Here are the latest short answers to questions posted on our Web site. In our discussion, we will cover topics from Secs. 110-3(b), 110-14(a), 210-8, 210-8(b), 305-6, 511-10, 517-20(a), 517-21, 525-18, 547-9(c), 600-10(c)(2), 620-85, and 680-6(a) of the National Electrical Code (NEC).

Q1. Is it acceptable to terminate two wires on a single screw or lug?

Q2. Is it permissible to terminate two circuits on a single circuit breaker?

A. Sometimes. According to Sec. 110-3(b), "listed or labeled equipment shall be installed and used in accordance with any instructions included in the listing or labeling" Sec. 110-14(a) states "terminals for more than one conductor shall be so identified"

The only time you can install two wires under a single screw or lug is when you identify the terminal for this purpose. We often identify circuit breakers rated not more than 30A for the termination of two conductors. You can verify this by reviewing the circuit breaker manufacturer's catalog.

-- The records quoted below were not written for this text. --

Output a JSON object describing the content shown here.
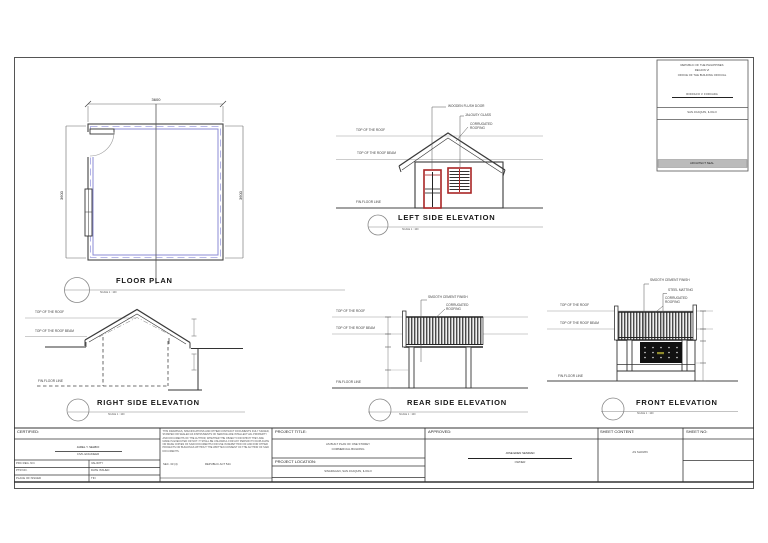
{
  "header_block": {
    "line1": "REPUBLIC OF THE PHILIPPINES",
    "line2": "REGION VI",
    "line3": "OFFICE OF THE BUILDING OFFICIAL",
    "official_name": "RODOLFO V. FORCADA",
    "location": "SAN JOAQUIN, ILOILO",
    "seal_label": "ARCHITECT SEAL"
  },
  "floor_plan": {
    "title": "FLOOR PLAN",
    "scale": "SCALE 1 : 100",
    "dim_top": "3600",
    "dim_left": "3600",
    "dim_right": "3600"
  },
  "left_elevation": {
    "title": "LEFT SIDE ELEVATION",
    "scale": "SCALE 1 : 100",
    "callout_door": "WOODEN FLUSH DOOR",
    "callout_glass": "JALOUSY GLASS",
    "callout_roof": "CORRUGATED ROOFING",
    "ref_roof": "TOP OF THE ROOF",
    "ref_beam": "TOP OF THE ROOF BEAM",
    "ref_floor": "FIN.FLOOR LINE"
  },
  "right_elevation": {
    "title": "RIGHT SIDE ELEVATION",
    "scale": "SCALE 1 : 100",
    "ref_roof": "TOP OF THE ROOF",
    "ref_beam": "TOP OF THE ROOF BEAM",
    "ref_floor": "FIN.FLOOR LINE"
  },
  "rear_elevation": {
    "title": "REAR SIDE ELEVATION",
    "scale": "SCALE 1 : 100",
    "callout_cement": "SMOOTH CEMENT FINISH",
    "callout_roof": "CORRUGATED ROOFING",
    "ref_roof": "TOP OF THE ROOF",
    "ref_beam": "TOP OF THE ROOF BEAM",
    "ref_floor": "FIN.FLOOR LINE"
  },
  "front_elevation": {
    "title": "FRONT ELEVATION",
    "scale": "SCALE 1 : 100",
    "callout_cement": "SMOOTH CEMENT FINISH",
    "callout_matting": "STEEL MATTING",
    "callout_roof": "CORRUGATED ROOFING",
    "ref_roof": "TOP OF THE ROOF",
    "ref_beam": "TOP OF THE ROOF BEAM",
    "ref_floor": "FIN.FLOOR LINE"
  },
  "title_block": {
    "certified": {
      "label": "CERTIFIED:",
      "name": "JAREL Y. SELBIO",
      "role": "CIVIL ENGINEER",
      "fields": [
        {
          "left": "PRC REG. NO.",
          "right": "VALIDITY"
        },
        {
          "left": "PTR NO.",
          "right": "DATE ISSUED"
        },
        {
          "left": "PLACE OF ISSUED",
          "right": "TIN"
        }
      ]
    },
    "disclaimer": {
      "text": "THIS DRAWINGS, SPECIFICATIONS AND OTHER CONTRACT DOCUMENTS DULY SIGNED, STAMPED OR SEALED AS INSTRUMENTS OF SERVICE ARE INTELLECTUAL PROPERTY AND DOCUMENTS OF THE AUTHOR, WHETHER THE OBJECT FOR WHICH THEY ARE MADE IS EXECUTED OR NOT. IT SHALL BE UNLAWFUL FOR ANY PERSON TO DUPLICATE OR MAKE COPIES OF SAID DOCUMENTS FOR USE IN REPETITION OF AND FOR OTHER PROJECTS OR BUILDINGS WITHOUT THE WRITTEN CONSENT OF THE AUTHOR OF SAID DOCUMENTS.",
      "section": "SEC. 33 (4)",
      "act": "REPUBLIC ACT 544"
    },
    "project_title": {
      "label": "PROJECT TITLE:",
      "line1": "AS BUILT PLAN OF ONE STOREY",
      "line2": "COMMERCIAL BUILDING"
    },
    "project_location": {
      "label": "PROJECT LOCATION:",
      "value": "SINARAGAN, SAN JOAQUIN, ILOILO"
    },
    "approved": {
      "label": "APPROVED:",
      "name": "JOSE EDEN SENIDAD",
      "role": "OWNER"
    },
    "sheet_content": {
      "label": "SHEET CONTENT:",
      "value": "AS SHOWN"
    },
    "sheet_no": {
      "label": "SHEET NO:"
    }
  },
  "colors": {
    "line": "#3a3a3a",
    "ref_line": "#999999",
    "wall_blue": "#8b8bd6",
    "opening_red": "#a82525",
    "panel_black": "#111111",
    "seal_band_gray": "#bbbbbb"
  }
}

Neutral and equipment-grounding lugs for panelboards are often suitable for two and sometimes three wires. This information appears on the label affixed within the panelboard or on the packing container of the equipment ground lug. Often, the instructions identify the number of conductors, size of the conductors, conductor material, as well as torque requirements. Note: Split-bolt lugs are generally only rated for two conductors, but some manufacturers list these devices for three wires (i.e. Ilsco catalog, page 105, Type "SEL").

Q. Does the NEC require GFCI protection for a receptacle located within 6 ft of a sink in school laboratories?

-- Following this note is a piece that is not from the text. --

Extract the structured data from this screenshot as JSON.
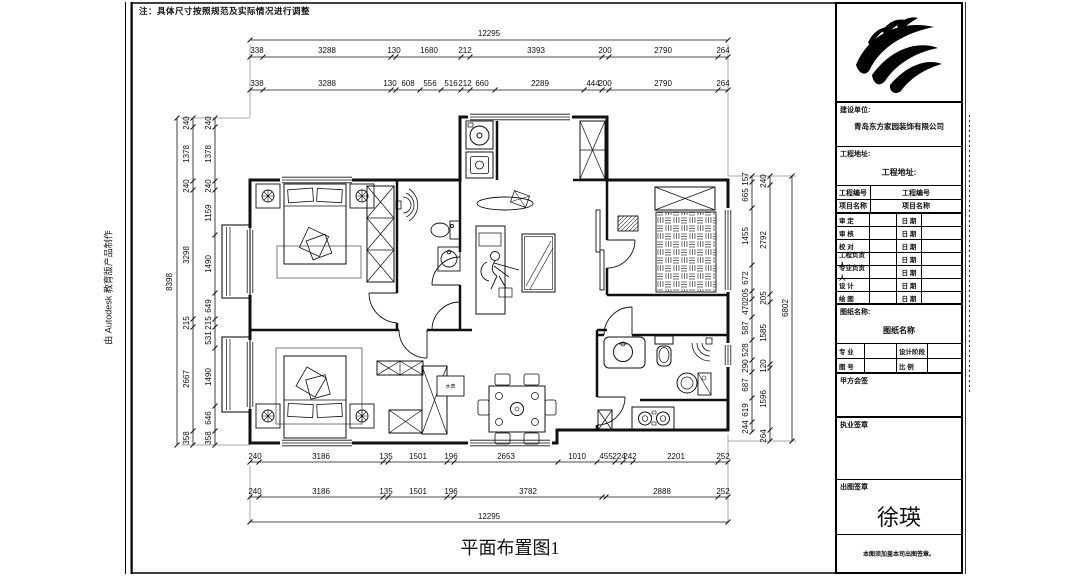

A. No. The NEC only requires GFCI protection at the following locations: Agricultural Building 547-9(c); Carnivals, Circuses, and Fairs 525-18; Commercial Garages 511-10; Dwelling Units 210-8; Elevator Pits 620-85; Health Care Facilities 517-20(a), 517-21; Portable or Mobile Signs 600-10(c)(2); Rooftop Receptacles 210-8(b); Swimming Pools 680-6(a); Temporary Wiring 305-6.

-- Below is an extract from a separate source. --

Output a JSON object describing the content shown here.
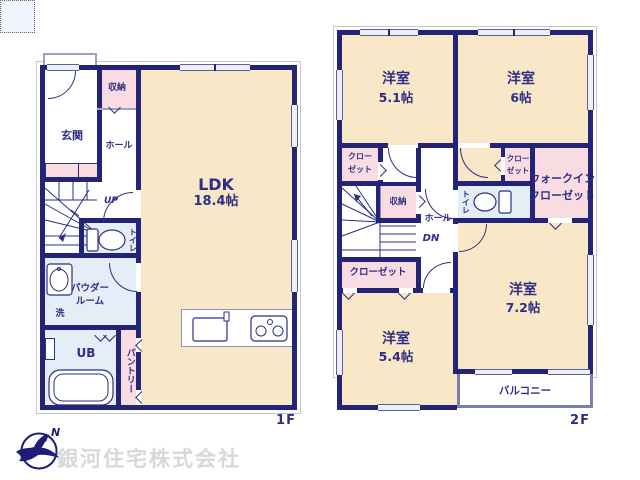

Q. If a person touches the hot wire and the return wire at the same time, will this trip the GFCI?

A. No. A ground-fault circuit-interrupter protects against electric shock from an energized conductor or from energized metal parts that are not effectively grounded. It operates on the principle of monitoring the current imbalance between the ungrounded (hot) and grounded (neutral) conductors. In a typical 2-wire circuit, the current in amperes returning to the power supply will be the same as the current leaving the power supply -- except for small leakage. If the difference between the current leaving and returning through the current transformer of the GFCI protection device is 5mA (+ or - 1mA), the solid-state circuitry activates the shunt trip feature to open the switching contacts of the GFCI, thereby de-energizing the circuit.

Severe electric shock can occur if a person touches the energized (line or hot) and neutral conductor at the same time -- even if the circuit is GFCI protected. This is because the current transformer within the GFCI protection device doesn't sense an imbalance between the departing and returning current and the switching contacts remain closed.